Taylor is a talented team member who’s missing the mark. You thought you’d laid out expectations for the role and the targets for success were crystal clear. Yet, there’s one area in which she’s underperforming. You start self-negotiating and get stuck. After all, she’s more than adept in most areas. Job candidates within her area of expertise are limited and you don’t want her to leave. Maybe you should wait to see if it improves?
It’s a much too familiar scenario.
What SHOULDN’T you do? Here are some key mistakes leaders make that can interfere with managing the issue correctly:
Mistake #1: Talk with everyone else about the issue but the person involved. In his book Principles, Ray Dalio is emphatic about taking the problem only to the person involved. It’s forbidden to even mention it to anyone else unless you’ve talked with the person first. Otherwise, it can be undermining, creating an environment of co-dependency and mistrust.
Mistake #2: Let it go, otherwise known as “stockpiling.” As soon an undesired instance occurs, or as a pattern of underperformance develops, have a coaching conversation immediately. Allowing the issue to continue for weeks or months sets an unwanted precedent for reinforcing the wrong behaviors, and it blindsides the person once you’re ready to tackle the problem.
Mistake #3: Hiring a coach to “fix it.” If it’s a performance management issue, it should be addressed and managed internally by the person’s leader. Only the leader inside the organization can hold the person accountable to the requirements of the role. The coach certainly can’t solve alone what the leader isn’t willing to.
What SHOULD you do?
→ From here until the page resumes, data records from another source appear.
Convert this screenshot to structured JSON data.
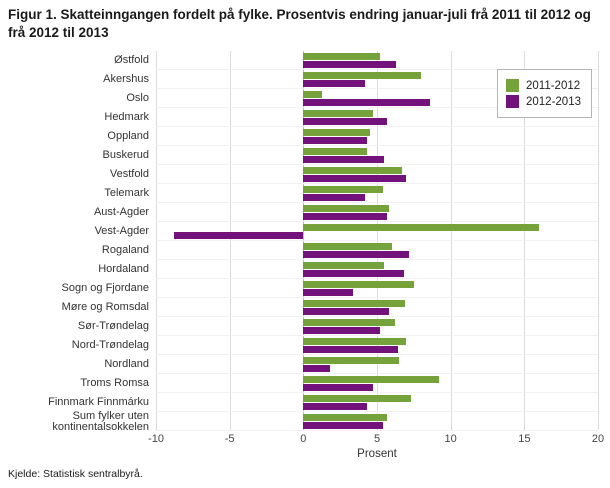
{
  "title": "Figur 1. Skatteinngangen fordelt på fylke. Prosentvis endring januar-juli frå 2011 til 2012 og frå 2012 til 2013",
  "source": "Kjelde: Statistisk sentralbyrå.",
  "colors": {
    "series1": "#76a23c",
    "series2": "#73127b",
    "gridline": "#dcdcdc",
    "axis_line": "#8a8a8a"
  },
  "chart_data": {
    "type": "bar",
    "orientation": "horizontal",
    "title": "Figur 1. Skatteinngangen fordelt på fylke. Prosentvis endring januar-juli frå 2011 til 2012 og frå 2012 til 2013",
    "xlabel": "Prosent",
    "ylabel": "",
    "xlim": [
      -10,
      20
    ],
    "xticks": [
      -10,
      -5,
      0,
      5,
      10,
      15,
      20
    ],
    "grid": true,
    "legend_position": "top-right",
    "categories": [
      "Østfold",
      "Akershus",
      "Oslo",
      "Hedmark",
      "Oppland",
      "Buskerud",
      "Vestfold",
      "Telemark",
      "Aust-Agder",
      "Vest-Agder",
      "Rogaland",
      "Hordaland",
      "Sogn og Fjordane",
      "Møre og Romsdal",
      "Sør-Trøndelag",
      "Nord-Trøndelag",
      "Nordland",
      "Troms Romsa",
      "Finnmark Finnmárku",
      "Sum fylker uten kontinentalsokkelen"
    ],
    "series": [
      {
        "name": "2011-2012",
        "color": "#76a23c",
        "values": [
          5.2,
          8.0,
          1.3,
          4.7,
          4.5,
          4.3,
          6.7,
          5.4,
          5.8,
          16.0,
          6.0,
          5.5,
          7.5,
          6.9,
          6.2,
          7.0,
          6.5,
          9.2,
          7.3,
          5.7
        ]
      },
      {
        "name": "2012-2013",
        "color": "#73127b",
        "values": [
          6.3,
          4.2,
          8.6,
          5.7,
          4.3,
          5.5,
          7.0,
          4.2,
          5.7,
          -8.8,
          7.2,
          6.8,
          3.4,
          5.8,
          5.2,
          6.4,
          1.8,
          4.7,
          4.3,
          5.4
        ]
      }
    ]
  }
}
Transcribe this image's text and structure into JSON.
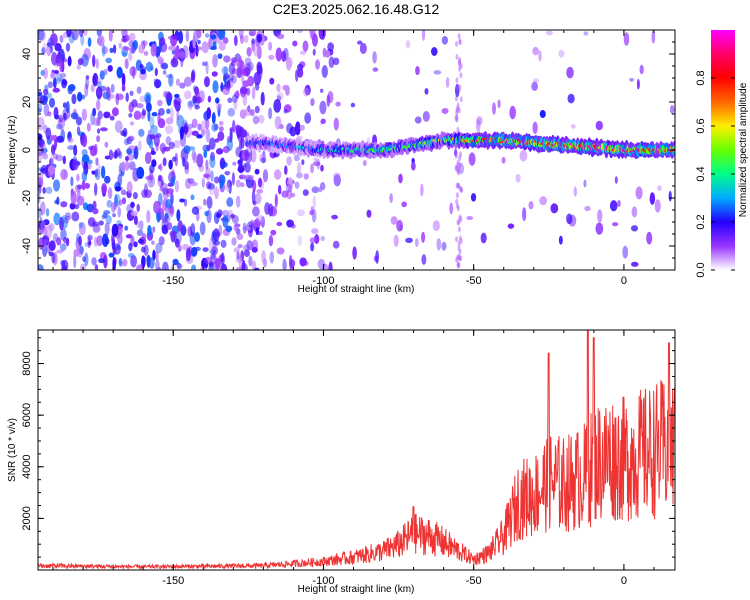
{
  "title": "C2E3.2025.062.16.48.G12",
  "chart_data": [
    {
      "type": "heatmap",
      "xlabel": "Height of straight line (km)",
      "ylabel": "Frequency (Hz)",
      "xlim": [
        -195,
        17
      ],
      "ylim": [
        -50,
        50
      ],
      "xticks": [
        -150,
        -100,
        -50,
        0
      ],
      "yticks": [
        -40,
        -20,
        0,
        20,
        40
      ],
      "colorbar": {
        "label": "Normalized spectral amplitude",
        "range": [
          0,
          1
        ],
        "ticks": [
          "0.0",
          "0.2",
          "0.4",
          "0.6",
          "0.8"
        ],
        "colors": [
          "#ffffff",
          "#9933ff",
          "#2200ff",
          "#00aaff",
          "#00ff88",
          "#66ff00",
          "#ffee00",
          "#ff6600",
          "#ff0000",
          "#ff0066",
          "#ff00ff"
        ]
      },
      "ridge": {
        "x": [
          -120,
          -100,
          -90,
          -80,
          -70,
          -60,
          -50,
          -40,
          -30,
          -20,
          -10,
          0,
          17
        ],
        "freq": [
          3,
          0,
          0,
          0,
          2,
          4,
          4,
          4,
          3,
          2,
          1,
          0,
          0
        ],
        "amplitude": [
          0.25,
          0.35,
          0.4,
          0.45,
          0.5,
          0.55,
          0.7,
          0.85,
          0.85,
          0.85,
          0.9,
          0.9,
          0.8
        ]
      }
    },
    {
      "type": "line",
      "xlabel": "Height of straight line (km)",
      "ylabel": "SNR (10 * v/v)",
      "xlim": [
        -195,
        17
      ],
      "ylim": [
        0,
        9300
      ],
      "xticks": [
        -150,
        -100,
        -50,
        0
      ],
      "yticks": [
        2000,
        4000,
        6000,
        8000
      ],
      "color": "#ee3333",
      "envelope": {
        "x": [
          -195,
          -160,
          -120,
          -100,
          -90,
          -80,
          -75,
          -70,
          -65,
          -60,
          -55,
          -50,
          -45,
          -40,
          -35,
          -30,
          -25,
          -20,
          -15,
          -12,
          -10,
          -5,
          0,
          5,
          10,
          15,
          17
        ],
        "y": [
          200,
          150,
          200,
          400,
          600,
          900,
          1200,
          1700,
          1600,
          1300,
          900,
          500,
          800,
          1600,
          3300,
          3500,
          4200,
          4000,
          4300,
          4500,
          5000,
          5300,
          5200,
          5400,
          5600,
          5800,
          5900
        ]
      },
      "spikes": [
        {
          "x": -70,
          "y": 2450
        },
        {
          "x": -25,
          "y": 8400
        },
        {
          "x": -12,
          "y": 9300
        },
        {
          "x": -10,
          "y": 9000
        },
        {
          "x": 15,
          "y": 8800
        }
      ]
    }
  ]
}
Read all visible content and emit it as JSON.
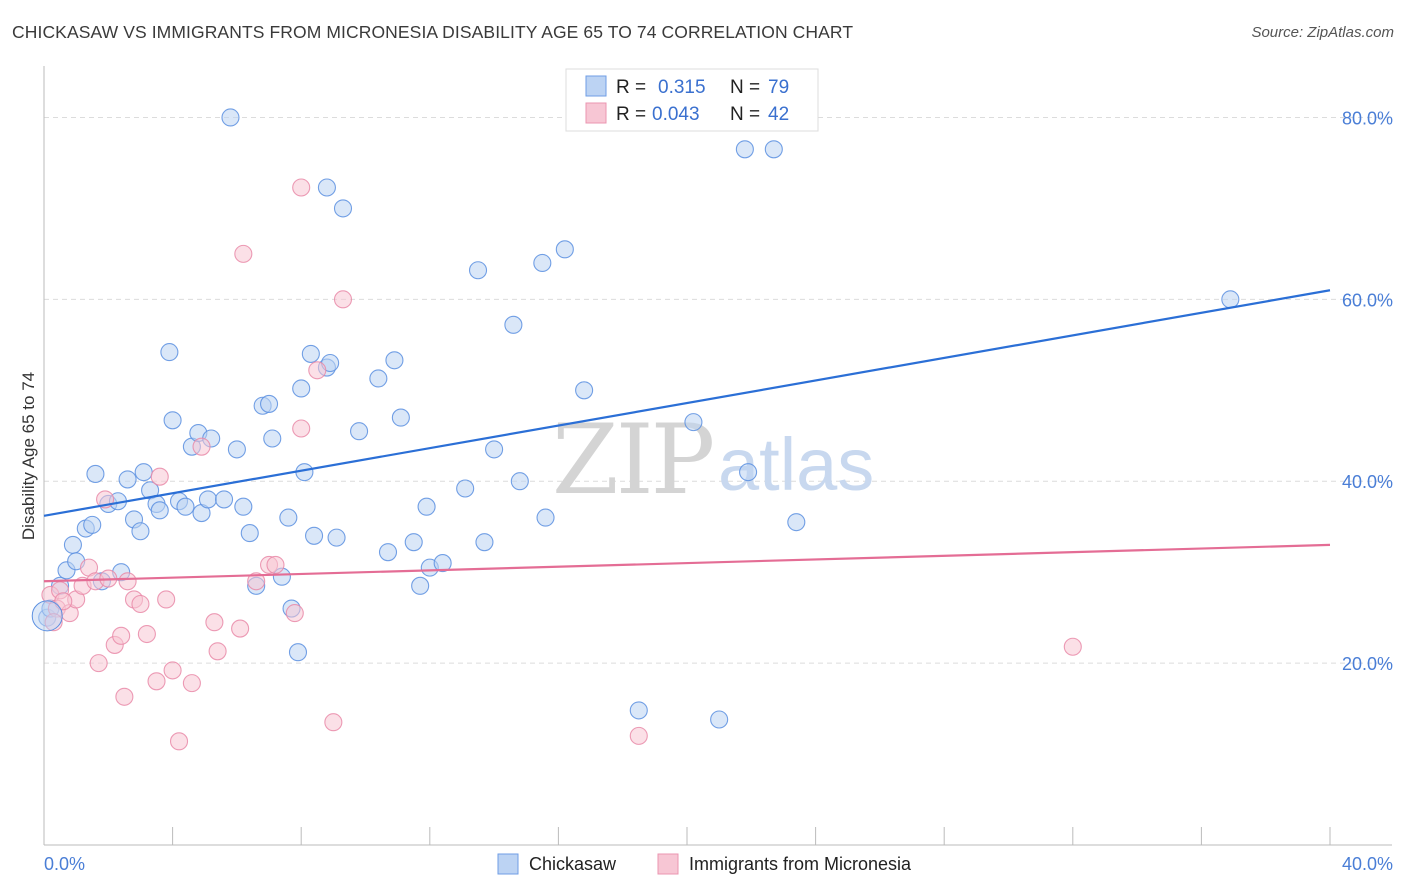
{
  "header": {
    "title": "CHICKASAW VS IMMIGRANTS FROM MICRONESIA DISABILITY AGE 65 TO 74 CORRELATION CHART",
    "source": "Source: ZipAtlas.com"
  },
  "watermark": {
    "zip": "ZIP",
    "atlas": "atlas"
  },
  "legend": {
    "rows": [
      {
        "r_label": "R = ",
        "r_value": "0.315",
        "n_label": "N = ",
        "n_value": "79",
        "color": "#a9c8f0"
      },
      {
        "r_label": "R = ",
        "r_value": "0.043",
        "n_label": "N = ",
        "n_value": "42",
        "color": "#f5b8c8"
      }
    ]
  },
  "chart_data": {
    "type": "scatter",
    "title": "CHICKASAW VS IMMIGRANTS FROM MICRONESIA DISABILITY AGE 65 TO 74 CORRELATION CHART",
    "xlabel": "",
    "ylabel": "Disability Age 65 to 74",
    "xlim": [
      0,
      40
    ],
    "ylim": [
      0,
      85
    ],
    "x_tick_labels": [
      "0.0%",
      "40.0%"
    ],
    "y_ticks": [
      20,
      40,
      60,
      80
    ],
    "y_tick_labels": [
      "20.0%",
      "40.0%",
      "60.0%",
      "80.0%"
    ],
    "grid": true,
    "legend_position": "top-center",
    "bottom_legend": [
      "Chickasaw",
      "Immigrants from Micronesia"
    ],
    "series": [
      {
        "name": "Chickasaw",
        "color": "#5b8fe0",
        "fill": "#bcd3f3",
        "line_color": "#2b6fd6",
        "trend": {
          "x": [
            0,
            40
          ],
          "y": [
            36.2,
            61.0
          ]
        },
        "points": [
          [
            0.1,
            25.0
          ],
          [
            0.2,
            26.0
          ],
          [
            0.5,
            28.5
          ],
          [
            0.7,
            30.2
          ],
          [
            0.9,
            33.0
          ],
          [
            1.0,
            31.2
          ],
          [
            1.3,
            34.8
          ],
          [
            1.5,
            35.2
          ],
          [
            1.6,
            40.8
          ],
          [
            1.8,
            29.0
          ],
          [
            2.0,
            37.5
          ],
          [
            2.3,
            37.8
          ],
          [
            2.4,
            30.0
          ],
          [
            2.6,
            40.2
          ],
          [
            2.8,
            35.8
          ],
          [
            3.0,
            34.5
          ],
          [
            3.1,
            41.0
          ],
          [
            3.3,
            39.0
          ],
          [
            3.5,
            37.5
          ],
          [
            3.6,
            36.8
          ],
          [
            3.9,
            54.2
          ],
          [
            4.0,
            46.7
          ],
          [
            4.2,
            37.8
          ],
          [
            4.4,
            37.2
          ],
          [
            4.6,
            43.8
          ],
          [
            4.8,
            45.3
          ],
          [
            4.9,
            36.5
          ],
          [
            5.1,
            38.0
          ],
          [
            5.2,
            44.7
          ],
          [
            5.6,
            38.0
          ],
          [
            6.0,
            43.5
          ],
          [
            6.2,
            37.2
          ],
          [
            6.4,
            34.3
          ],
          [
            6.6,
            28.5
          ],
          [
            6.8,
            48.3
          ],
          [
            7.0,
            48.5
          ],
          [
            7.1,
            44.7
          ],
          [
            7.4,
            29.5
          ],
          [
            7.6,
            36.0
          ],
          [
            7.7,
            26.0
          ],
          [
            7.9,
            21.2
          ],
          [
            8.0,
            50.2
          ],
          [
            8.1,
            41.0
          ],
          [
            8.3,
            54.0
          ],
          [
            8.4,
            34.0
          ],
          [
            8.8,
            52.5
          ],
          [
            8.9,
            53.0
          ],
          [
            9.1,
            33.8
          ],
          [
            9.3,
            70.0
          ],
          [
            9.8,
            45.5
          ],
          [
            10.4,
            51.3
          ],
          [
            10.7,
            32.2
          ],
          [
            10.9,
            53.3
          ],
          [
            11.1,
            47.0
          ],
          [
            11.5,
            33.3
          ],
          [
            11.7,
            28.5
          ],
          [
            11.9,
            37.2
          ],
          [
            12.0,
            30.5
          ],
          [
            12.4,
            31.0
          ],
          [
            13.1,
            39.2
          ],
          [
            13.5,
            63.2
          ],
          [
            13.7,
            33.3
          ],
          [
            14.0,
            43.5
          ],
          [
            14.6,
            57.2
          ],
          [
            14.8,
            40.0
          ],
          [
            15.5,
            64.0
          ],
          [
            15.6,
            36.0
          ],
          [
            16.2,
            65.5
          ],
          [
            16.8,
            50.0
          ],
          [
            18.5,
            14.8
          ],
          [
            20.2,
            46.5
          ],
          [
            21.0,
            13.8
          ],
          [
            21.9,
            41.0
          ],
          [
            23.4,
            35.5
          ],
          [
            36.9,
            60.0
          ],
          [
            5.8,
            80.0
          ],
          [
            8.8,
            72.3
          ],
          [
            21.8,
            76.5
          ],
          [
            22.7,
            76.5
          ]
        ]
      },
      {
        "name": "Immigrants from Micronesia",
        "color": "#e98aa8",
        "fill": "#f7c6d4",
        "line_color": "#e46d95",
        "trend": {
          "x": [
            0,
            40
          ],
          "y": [
            29.0,
            33.0
          ]
        },
        "points": [
          [
            0.2,
            27.5
          ],
          [
            0.4,
            26.0
          ],
          [
            0.5,
            28.0
          ],
          [
            0.8,
            25.5
          ],
          [
            1.0,
            27.0
          ],
          [
            1.2,
            28.5
          ],
          [
            1.4,
            30.5
          ],
          [
            1.6,
            29.0
          ],
          [
            1.7,
            20.0
          ],
          [
            1.9,
            38.0
          ],
          [
            2.0,
            29.3
          ],
          [
            2.2,
            22.0
          ],
          [
            2.4,
            23.0
          ],
          [
            2.5,
            16.3
          ],
          [
            2.6,
            29.0
          ],
          [
            2.8,
            27.0
          ],
          [
            3.0,
            26.5
          ],
          [
            3.2,
            23.2
          ],
          [
            3.5,
            18.0
          ],
          [
            3.6,
            40.5
          ],
          [
            3.8,
            27.0
          ],
          [
            4.0,
            19.2
          ],
          [
            4.2,
            11.4
          ],
          [
            4.6,
            17.8
          ],
          [
            4.9,
            43.8
          ],
          [
            5.3,
            24.5
          ],
          [
            5.4,
            21.3
          ],
          [
            6.1,
            23.8
          ],
          [
            6.2,
            65.0
          ],
          [
            6.6,
            29.0
          ],
          [
            7.0,
            30.8
          ],
          [
            7.2,
            30.8
          ],
          [
            7.8,
            25.5
          ],
          [
            8.0,
            45.8
          ],
          [
            8.0,
            72.3
          ],
          [
            8.5,
            52.2
          ],
          [
            9.0,
            13.5
          ],
          [
            9.3,
            60.0
          ],
          [
            18.5,
            12.0
          ],
          [
            32.0,
            21.8
          ],
          [
            0.3,
            24.5
          ],
          [
            0.6,
            26.8
          ]
        ]
      }
    ]
  }
}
Here are steps a leader should take to address underperformance:
Acknowledge the issue won’t get better without the right feedback. The “do nothing” approach isn’t a viable option. Once a pattern of behavior is repeated as the norm, disruption has to occur for it to get better. A recent Gallup survey revealed employees who receive daily feedback from their manager are three times more likely to be engaged than those who receive feedback annually.
Have an honest conversation. Some leaders I work with seem hesitant to do this because they’re not sure about the best approach. In this brief Ted educational video, LeeAnn Renninger shares a four-step proven formula for giving feedback well. It can start with what she calls a “micro yes question.” The goal is to ask a simple question that helps to gain agreement. After the issue(s) surface, you can dig into specific examples, ask what’s causing the gap, and offer the needed resources.
Commit to regular feedback and meetings with each direct report and create a coaching culture for continued improvement. The reason some organizations have abandoned annual reviews is because it can create a void in more regular bi-weekly or monthly communication. If only given annually, feedback may show up too late in the game for course correction. By this point the person is not only underperforming, but likely unhappy, unengaged, and the team is underwhelmed with or overwhelmed from their lack of meaningful and measurable contribution.
Dealing with a performance issue?
Here’s what we know. Everyone inherently wants to do well. We’re hardwired to want to know when we’re not. As leaders, if we’re not providing honest, timely and necessary truth to our team members, we’re not owning an imperative piece of leadership.
What do you need to start doing differently to create a new approach to providing performance feedback and coaching? The three-pronged solution above provides a win/win solution for success.